There are overall positive long-term ramifications of robot usage in this industry. With the decreased delays and over costs, businesses can expand with new buildings more efficiently in shorter periods of time as well as the construction business building these projects are able to do more work in shorter periods of time. In addition, as there is always going to be a need for homes in the market, the lower costs and shorter time frames to build homes will contribute to the housing market and possibly help families find more affordable housing options. Among the notable differences in the accuracy of these future projects, there are going to be requirements that a certain portion of construction projects must be done by robots. This is already evident in Dubai, where they recently implemented regulations by 2025, at least 25% of buildings must be constructed with 3-D printed material. Eventually, Smaller scale construction business will go out of business eventually with these displacements, however the large scale construction businesses will not because construction is a service people will always need to have an efficient economy.
In order to combat the immense future growth within this industry, institutions must teach critical skills such as high level thinking, reasoning abilities, and technical skills. The competition is pushing education towards long needed changes. “How we work” is turning into a competition with robots, but in order to work alongside that competition, “how we learn” needs to be changed. The cost of using robots increased by 55% from 2017, continuing this upward trend for the past five years. Investment for construction technology was estimated at $1.135 billion in funding for 2018. While robots make the manufacturing cost cheaper it is important that these employees are educated in technology to better adapt with the alternative blue-collar job mechanisms.

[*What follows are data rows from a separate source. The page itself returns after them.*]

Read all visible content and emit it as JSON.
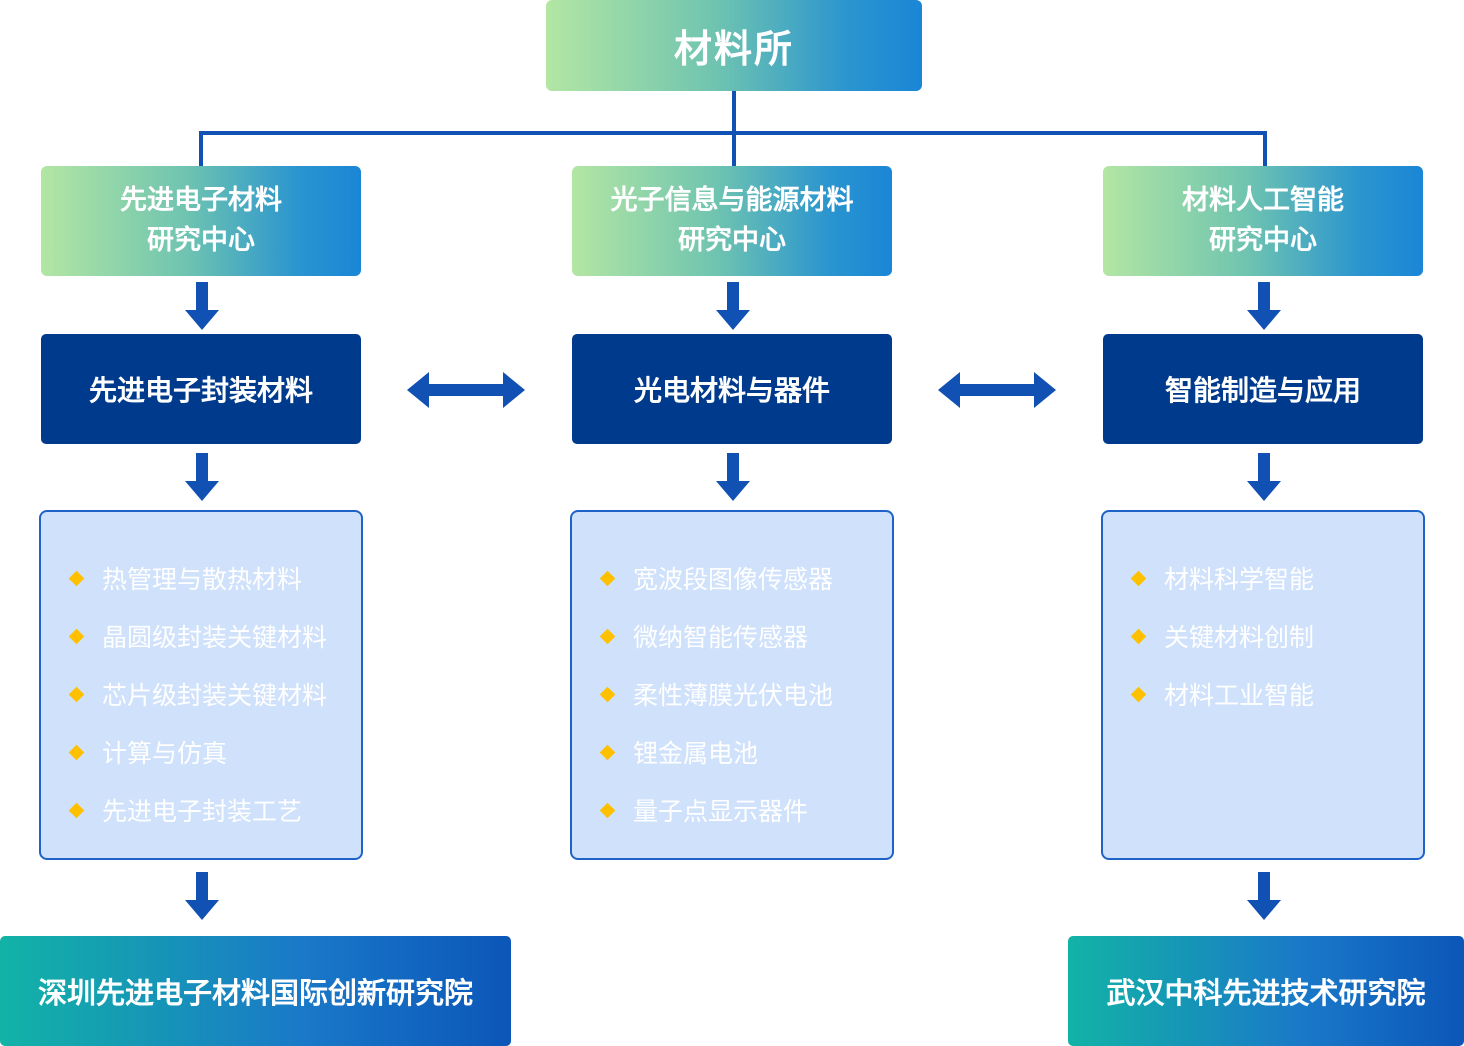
{
  "root": {
    "label": "材料所"
  },
  "centers": [
    {
      "line1": "先进电子材料",
      "line2": "研究中心"
    },
    {
      "line1": "光子信息与能源材料",
      "line2": "研究中心"
    },
    {
      "line1": "材料人工智能",
      "line2": "研究中心"
    }
  ],
  "directions": [
    {
      "label": "先进电子封装材料"
    },
    {
      "label": "光电材料与器件"
    },
    {
      "label": "智能制造与应用"
    }
  ],
  "topics": [
    {
      "items": [
        "热管理与散热材料",
        "晶圆级封装关键材料",
        "芯片级封装关键材料",
        "计算与仿真",
        "先进电子封装工艺"
      ]
    },
    {
      "items": [
        "宽波段图像传感器",
        "微纳智能传感器",
        "柔性薄膜光伏电池",
        "锂金属电池",
        "量子点显示器件"
      ]
    },
    {
      "items": [
        "材料科学智能",
        "关键材料创制",
        "材料工业智能"
      ]
    }
  ],
  "institutes": [
    {
      "label": "深圳先进电子材料国际创新研究院"
    },
    {
      "label": "武汉中科先进技术研究院"
    }
  ],
  "colors": {
    "connector": "#1151b4",
    "navy": "#003a8c",
    "list_bg": "#cfe1fb",
    "bullet": "#ffc000"
  }
}
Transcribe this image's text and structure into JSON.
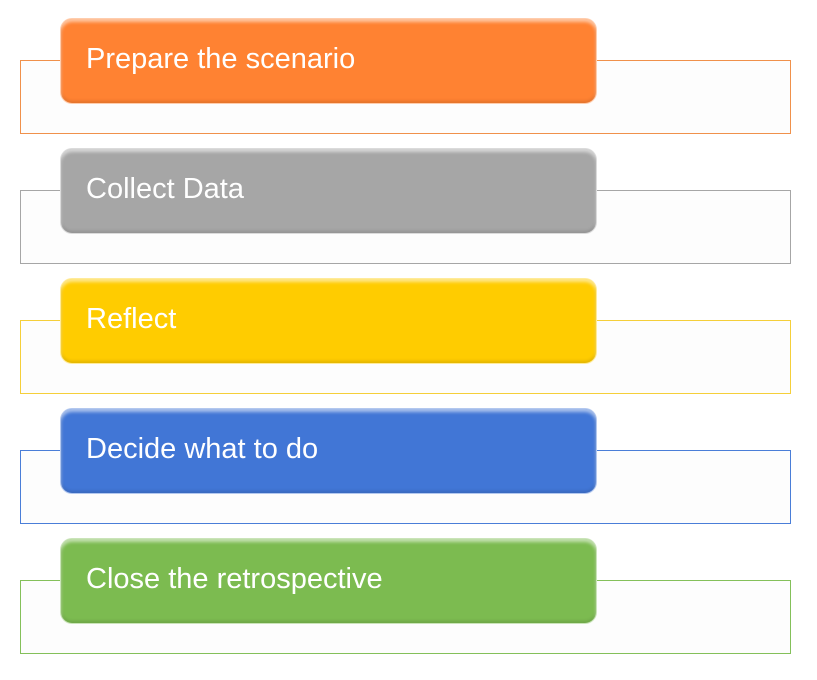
{
  "steps": [
    {
      "label": "Prepare the scenario",
      "color": "#FF8232",
      "border": "#F0914B"
    },
    {
      "label": "Collect Data",
      "color": "#A6A6A6",
      "border": "#A6A6A6"
    },
    {
      "label": "Reflect",
      "color": "#FFCC00",
      "border": "#F5CF3A"
    },
    {
      "label": "Decide what to do",
      "color": "#4176D6",
      "border": "#4A7ED8"
    },
    {
      "label": "Close the retrospective",
      "color": "#7CBB50",
      "border": "#84C05A"
    }
  ]
}
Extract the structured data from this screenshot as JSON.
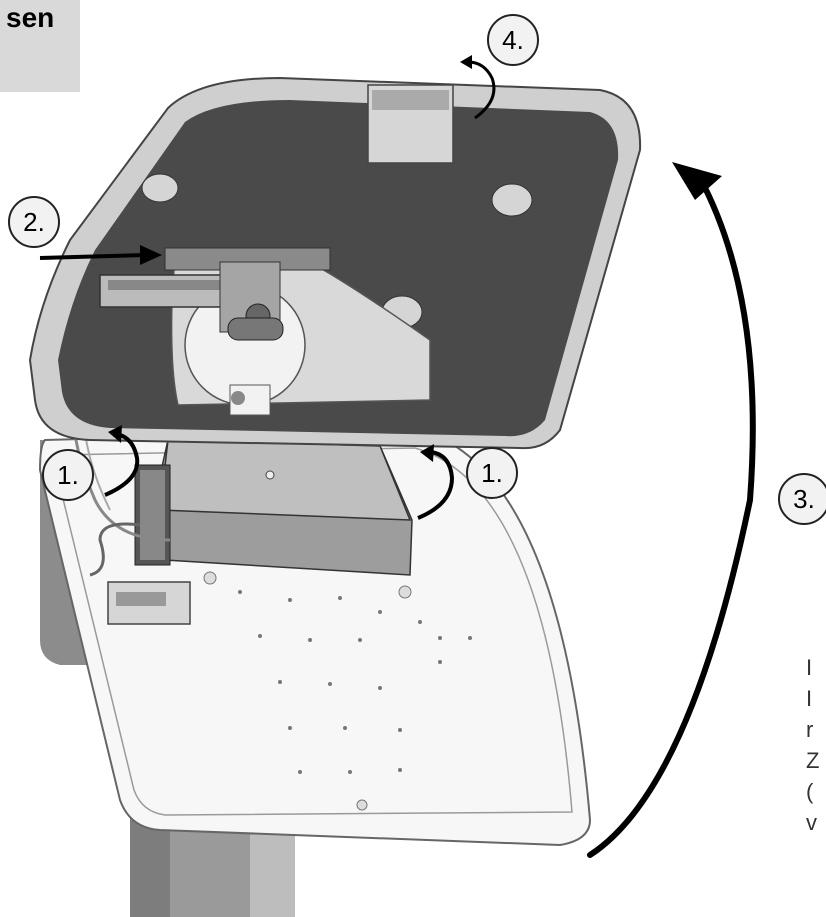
{
  "title": {
    "text": "sen"
  },
  "steps": {
    "step_1_left": "1.",
    "step_1_right": "1.",
    "step_2": "2.",
    "step_3": "3.",
    "step_4": "4."
  },
  "side_text_lines": [
    "I",
    "I",
    "r",
    "Z",
    "(",
    "v"
  ],
  "colors": {
    "title_bg": "#d9d9d9",
    "housing_dark": "#4a4a4a",
    "housing_rim": "#cfcfcf",
    "base_plate": "#f7f7f7",
    "arrow": "#000000"
  },
  "icons": [
    "open-arrow-icon",
    "insert-arrow-icon",
    "rotate-arrow-icon"
  ]
}
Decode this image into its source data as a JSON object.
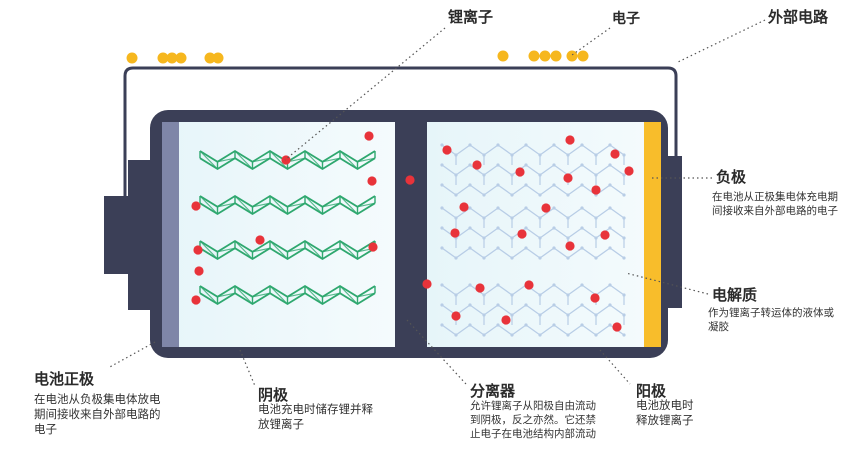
{
  "labels": {
    "lithium_ion": "锂离子",
    "electron": "电子",
    "external_circuit": "外部电路",
    "negative": {
      "title": "负极",
      "desc": "在电池从正极集电体充电期间接收来自外部电路的电子"
    },
    "electrolyte": {
      "title": "电解质",
      "desc": "作为锂离子转运体的液体或凝胶"
    },
    "positive": {
      "title": "电池正极",
      "desc": "在电池从负极集电体放电期间接收来自外部电路的电子"
    },
    "cathode": {
      "title": "阴极",
      "desc": "电池充电时储存锂并释放锂离子"
    },
    "separator": {
      "title": "分离器",
      "desc": "允许锂离子从阳极自由流动到阴极，反之亦然。它还禁止电子在电池结构内部流动"
    },
    "anode": {
      "title": "阳极",
      "desc": "电池放电时释放锂离子"
    }
  },
  "colors": {
    "casing": "#3b3f57",
    "left_collector": "#7f86a8",
    "right_collector": "#f8bd2b",
    "cell_fill": "#eef8fb",
    "ion": "#e8333a",
    "electron": "#f6b71e",
    "cathode_structure": "#2fa86f",
    "anode_structure": "#b8cde6"
  },
  "icons": [
    "lithium-ion-dot",
    "electron-dot",
    "graphite-lattice",
    "zigzag-cathode-layer"
  ]
}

Technology is created to make jobs simpler, safer, and more efficient. It’s created to make life easier for people, and we should be changing along with the times. The endgame with robots in construction, as well as in all industries, is to make life better for all people. We must stop hiding from the idea that automation is going to ruin economies and lives. We must implement new ways to employ people, and develop jobs that value creativity to keep ahead of robots, so we can keep progressing and reach a safer, more efficient, and more sustainable society.